日本で「トランプ」と呼ばれるようになったのは、江戸時代以前、百人一首や花札、ポルトガルから伝来した「かるた」が一般的だった中、明治時代になって「西洋骨牌(かるた)」として輸入された時のある勘違いが影響しているようです。
「日本国語大辞典」(小学館)は、そのカードで遊んでいた外国人が切り札の意味で「トランプ」と言っていたのを聞いて名称として広まった、と説明しています。
1907(明治40)年に出版された「世界遊戯法大全」にも、「誤って骨牌全体の名となったらしい」とあります。ちなみにこの本は世界の遊びを紹介しており、ポーカーやばば抜きが、当時から遊ばれていたことを知ることができます。
明治期の新聞でも、トランプという呼び名や商品紹介が、すでに記事や広告に登場しています。
オバマ大統領の就任時には、福井県小浜(おばま)市で町おこしの動きがありました。大統領選の際に市民有志が「オバマ候補を勝手に応援する会」を結成したり、商店が関連グッズやお菓子を作ったりするなどしました。

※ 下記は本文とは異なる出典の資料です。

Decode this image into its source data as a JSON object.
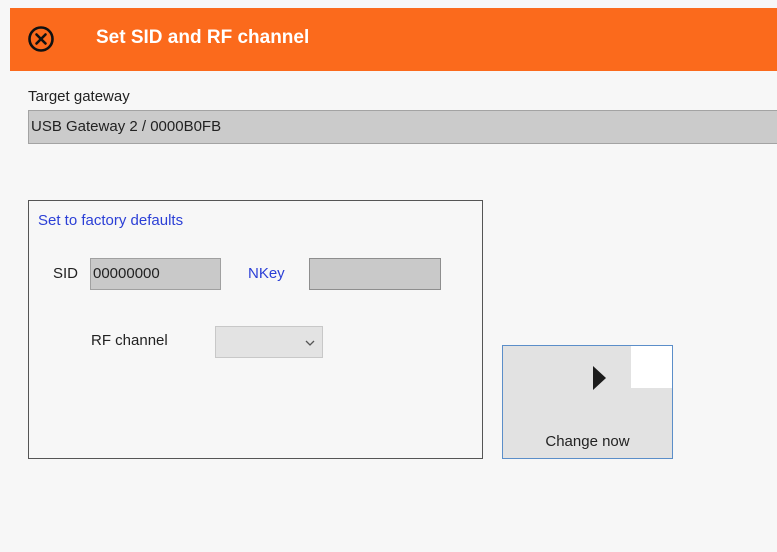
{
  "header": {
    "title": "Set SID and RF channel",
    "close_icon": "close-circle-icon",
    "accent_color": "#fb6a1c"
  },
  "target": {
    "label": "Target gateway",
    "value": "USB Gateway 2 / 0000B0FB"
  },
  "group": {
    "factory_link": "Set to factory defaults",
    "sid_label": "SID",
    "sid_value": "00000000",
    "nkey_label": "NKey",
    "nkey_value": "",
    "rf_label": "RF channel",
    "rf_value": "",
    "rf_icon": "chevron-down-icon"
  },
  "change_button": {
    "label": "Change now",
    "icon": "play-icon"
  },
  "colors": {
    "link": "#2b3fd6",
    "field_bg": "#c9c9c9",
    "button_border": "#5b8ec9"
  }
}
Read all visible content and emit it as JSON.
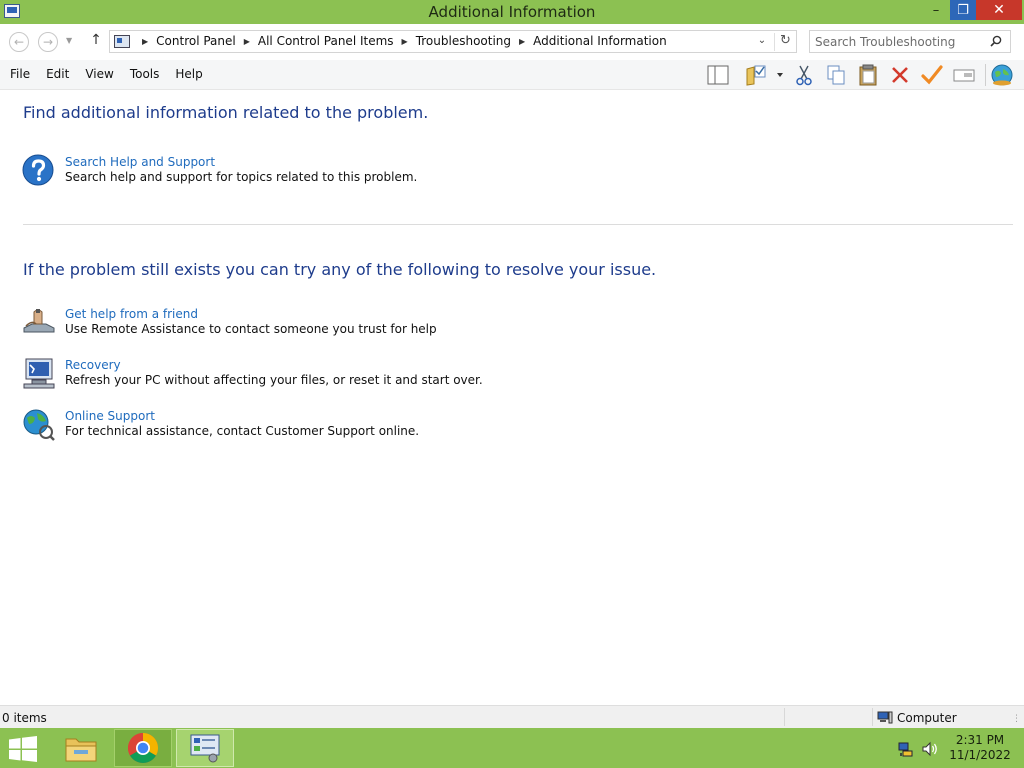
{
  "window": {
    "title": "Additional Information",
    "minimize_glyph": "–",
    "maximize_glyph": "❐",
    "close_glyph": "✕"
  },
  "address": {
    "breadcrumbs": [
      "Control Panel",
      "All Control Panel Items",
      "Troubleshooting",
      "Additional Information"
    ],
    "search_placeholder": "Search Troubleshooting"
  },
  "menu": [
    "File",
    "Edit",
    "View",
    "Tools",
    "Help"
  ],
  "toolbar_icons": [
    "layout-pane-icon",
    "properties-folder-icon",
    "cut-icon",
    "copy-icon",
    "paste-icon",
    "delete-icon",
    "checkmark-icon",
    "rename-icon",
    "globe-icon"
  ],
  "section1": {
    "heading": "Find additional information related to the problem.",
    "items": [
      {
        "icon": "help-icon",
        "link": "Search Help and Support",
        "desc": "Search help and support for topics related to this problem."
      }
    ]
  },
  "section2": {
    "heading": "If the problem still exists you can try any of the following to resolve your issue.",
    "items": [
      {
        "icon": "remote-assistance-icon",
        "link": "Get help from a friend",
        "desc": "Use Remote Assistance to contact someone you trust for help"
      },
      {
        "icon": "recovery-icon",
        "link": "Recovery",
        "desc": "Refresh your PC without affecting your files, or reset it and start over."
      },
      {
        "icon": "online-support-icon",
        "link": "Online Support",
        "desc": "For technical assistance, contact Customer Support online."
      }
    ]
  },
  "status": {
    "items_count": "0 items",
    "location": "Computer"
  },
  "taskbar": {
    "apps": [
      "file-explorer-icon",
      "chrome-icon",
      "control-panel-icon"
    ],
    "time": "2:31 PM",
    "date": "11/1/2022"
  },
  "colors": {
    "accent_green": "#8cc152",
    "heading_blue": "#1e3c8c",
    "link_blue": "#1f6bbd",
    "close_red": "#c7372a"
  }
}
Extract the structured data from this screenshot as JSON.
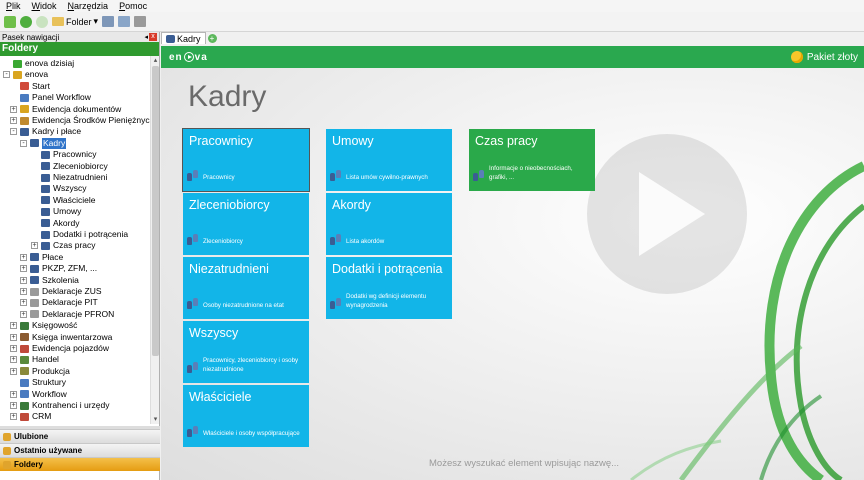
{
  "menu": [
    "Plik",
    "Widok",
    "Narzędzia",
    "Pomoc"
  ],
  "toolbar": {
    "folder_label": "Folder"
  },
  "nav_pane": {
    "header": "Pasek nawigacji",
    "folders_title": "Foldery",
    "tree": [
      {
        "label": "enova dzisiaj",
        "level": 0,
        "icon": "globe-icon",
        "color": "#3aa832",
        "exp": ""
      },
      {
        "label": "enova",
        "level": 0,
        "icon": "enova-icon",
        "color": "#d9a520",
        "exp": "-"
      },
      {
        "label": "Start",
        "level": 1,
        "icon": "start-icon",
        "color": "#d04a3a",
        "exp": ""
      },
      {
        "label": "Panel Workflow",
        "level": 1,
        "icon": "workflow-icon",
        "color": "#4a7bc0",
        "exp": ""
      },
      {
        "label": "Ewidencja dokumentów",
        "level": 1,
        "icon": "documents-icon",
        "color": "#d9a520",
        "exp": "+"
      },
      {
        "label": "Ewidencja Środków Pieniężnych",
        "level": 1,
        "icon": "money-icon",
        "color": "#c08a30",
        "exp": "+"
      },
      {
        "label": "Kadry i płace",
        "level": 1,
        "icon": "people-icon",
        "color": "#3a5d94",
        "exp": "-"
      },
      {
        "label": "Kadry",
        "level": 2,
        "icon": "people-icon",
        "color": "#3a5d94",
        "exp": "-",
        "selected": true
      },
      {
        "label": "Pracownicy",
        "level": 3,
        "icon": "people-icon",
        "color": "#3a5d94",
        "exp": ""
      },
      {
        "label": "Zleceniobiorcy",
        "level": 3,
        "icon": "people-icon",
        "color": "#3a5d94",
        "exp": ""
      },
      {
        "label": "Niezatrudnieni",
        "level": 3,
        "icon": "people-icon",
        "color": "#3a5d94",
        "exp": ""
      },
      {
        "label": "Wszyscy",
        "level": 3,
        "icon": "people-icon",
        "color": "#3a5d94",
        "exp": ""
      },
      {
        "label": "Właściciele",
        "level": 3,
        "icon": "people-icon",
        "color": "#3a5d94",
        "exp": ""
      },
      {
        "label": "Umowy",
        "level": 3,
        "icon": "people-icon",
        "color": "#3a5d94",
        "exp": ""
      },
      {
        "label": "Akordy",
        "level": 3,
        "icon": "people-icon",
        "color": "#3a5d94",
        "exp": ""
      },
      {
        "label": "Dodatki i potrącenia",
        "level": 3,
        "icon": "people-icon",
        "color": "#3a5d94",
        "exp": ""
      },
      {
        "label": "Czas pracy",
        "level": 3,
        "icon": "people-icon",
        "color": "#3a5d94",
        "exp": "+"
      },
      {
        "label": "Płace",
        "level": 2,
        "icon": "people-icon",
        "color": "#3a5d94",
        "exp": "+"
      },
      {
        "label": "PKZP, ZFM, ...",
        "level": 2,
        "icon": "people-icon",
        "color": "#3a5d94",
        "exp": "+"
      },
      {
        "label": "Szkolenia",
        "level": 2,
        "icon": "people-icon",
        "color": "#3a5d94",
        "exp": "+"
      },
      {
        "label": "Deklaracje ZUS",
        "level": 2,
        "icon": "declaration-icon",
        "color": "#9a9a9a",
        "exp": "+"
      },
      {
        "label": "Deklaracje PIT",
        "level": 2,
        "icon": "declaration-icon",
        "color": "#9a9a9a",
        "exp": "+"
      },
      {
        "label": "Deklaracje PFRON",
        "level": 2,
        "icon": "declaration-icon",
        "color": "#9a9a9a",
        "exp": "+"
      },
      {
        "label": "Księgowość",
        "level": 1,
        "icon": "accounting-icon",
        "color": "#3a7a3a",
        "exp": "+"
      },
      {
        "label": "Księga inwentarzowa",
        "level": 1,
        "icon": "inventory-icon",
        "color": "#8a5a30",
        "exp": "+"
      },
      {
        "label": "Ewidencja pojazdów",
        "level": 1,
        "icon": "vehicle-icon",
        "color": "#c04a3a",
        "exp": "+"
      },
      {
        "label": "Handel",
        "level": 1,
        "icon": "trade-icon",
        "color": "#5a8a3a",
        "exp": "+"
      },
      {
        "label": "Produkcja",
        "level": 1,
        "icon": "production-icon",
        "color": "#8a8a3a",
        "exp": "+"
      },
      {
        "label": "Struktury",
        "level": 1,
        "icon": "structure-icon",
        "color": "#4a7bc0",
        "exp": ""
      },
      {
        "label": "Workflow",
        "level": 1,
        "icon": "workflow-icon",
        "color": "#4a7bc0",
        "exp": "+"
      },
      {
        "label": "Kontrahenci i urzędy",
        "level": 1,
        "icon": "contractors-icon",
        "color": "#3a7a3a",
        "exp": "+"
      },
      {
        "label": "CRM",
        "level": 1,
        "icon": "crm-icon",
        "color": "#c04a3a",
        "exp": "+"
      }
    ],
    "bottom": [
      {
        "label": "Ulubione",
        "active": false
      },
      {
        "label": "Ostatnio używane",
        "active": false
      },
      {
        "label": "Foldery",
        "active": true
      }
    ]
  },
  "tab": {
    "label": "Kadry"
  },
  "header": {
    "logo": "enova",
    "package_label": "Pakiet złoty"
  },
  "page_title": "Kadry",
  "tiles": [
    {
      "title": "Pracownicy",
      "desc": "Pracownicy",
      "col": 0,
      "row": 0,
      "green": false,
      "selected": true
    },
    {
      "title": "Zleceniobiorcy",
      "desc": "Zleceniobiorcy",
      "col": 0,
      "row": 1,
      "green": false
    },
    {
      "title": "Niezatrudnieni",
      "desc": "Osoby niezatrudnione na etat",
      "col": 0,
      "row": 2,
      "green": false
    },
    {
      "title": "Wszyscy",
      "desc": "Pracownicy, zleceniobiorcy i osoby niezatrudnione",
      "col": 0,
      "row": 3,
      "green": false
    },
    {
      "title": "Właściciele",
      "desc": "Właściciele i osoby współpracujące",
      "col": 0,
      "row": 4,
      "green": false
    },
    {
      "title": "Umowy",
      "desc": "Lista umów cywilno-prawnych",
      "col": 1,
      "row": 0,
      "green": false
    },
    {
      "title": "Akordy",
      "desc": "Lista akordów",
      "col": 1,
      "row": 1,
      "green": false
    },
    {
      "title": "Dodatki i potrącenia",
      "desc": "Dodatki wg definicji elementu wynagrodzenia",
      "col": 1,
      "row": 2,
      "green": false
    },
    {
      "title": "Czas pracy",
      "desc": "Informacje o nieobecnościach, grafiki, ...",
      "col": 2,
      "row": 0,
      "green": true
    }
  ],
  "search_hint": "Możesz wyszukać element wpisując nazwę...",
  "colors": {
    "accent_green": "#2aa84f",
    "tile_blue": "#12b5e8",
    "tile_green": "#2aa94a",
    "selection": "#3074c9"
  }
}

今回も日本では、トランプ氏をあしらったトランプでもはやるのでしょうか。花札の製造から事業をスタートさせて国産トランプも早くから作り、今でも人気キャラクターのトランプを販売する任天堂の本社に聞いてみました。が、広報担当者は「今のところ販売の予定はない」と即答しました。
一方、海外でも、ゲーム用カードの商品名に「トランプ」が使われている例があります。
イギリスの環境ゲーム開発会社は、環境問題を学べるカード「エコアクショントランプ」を販売しています。
ところが米大統領選の結果を受け、英BBCに「私たちのエコに対するメッセージをもはやカードゲームを通して伝えることは不可能になってしまった」「私たちのブランドを汚したため名前を捨てるつもりだ」と述べました。
対して、世界各国で対戦カードゲーム「トップトランプ」を販売するイギリスのトップトランプ社はツイッターで、「カードゲームの名前を変えるつもりはない」とツイート。トップトランプの種類の一つ、「大統領カード」に予定通りトランプ氏も収録するとしています。
トランプ氏と大統領選を争ったヒラリー・クリントン氏は、「Love trumps hate.(愛は憎しみに勝る)」のスローガンを掲げていました。動詞のtrumpとトランプ氏の名を掛けています。トランプ氏のヘイト(憎悪)発言への皮肉といえるでしょう。
このスローガンは、レディー・ガガさんをはじめとした市民によるトランプ氏に対する抗議活動でも掲げられました。
憎しみの連鎖が絶えぬ中、就任後もこの言葉は、忘れず胸に刻んでおきたいものです。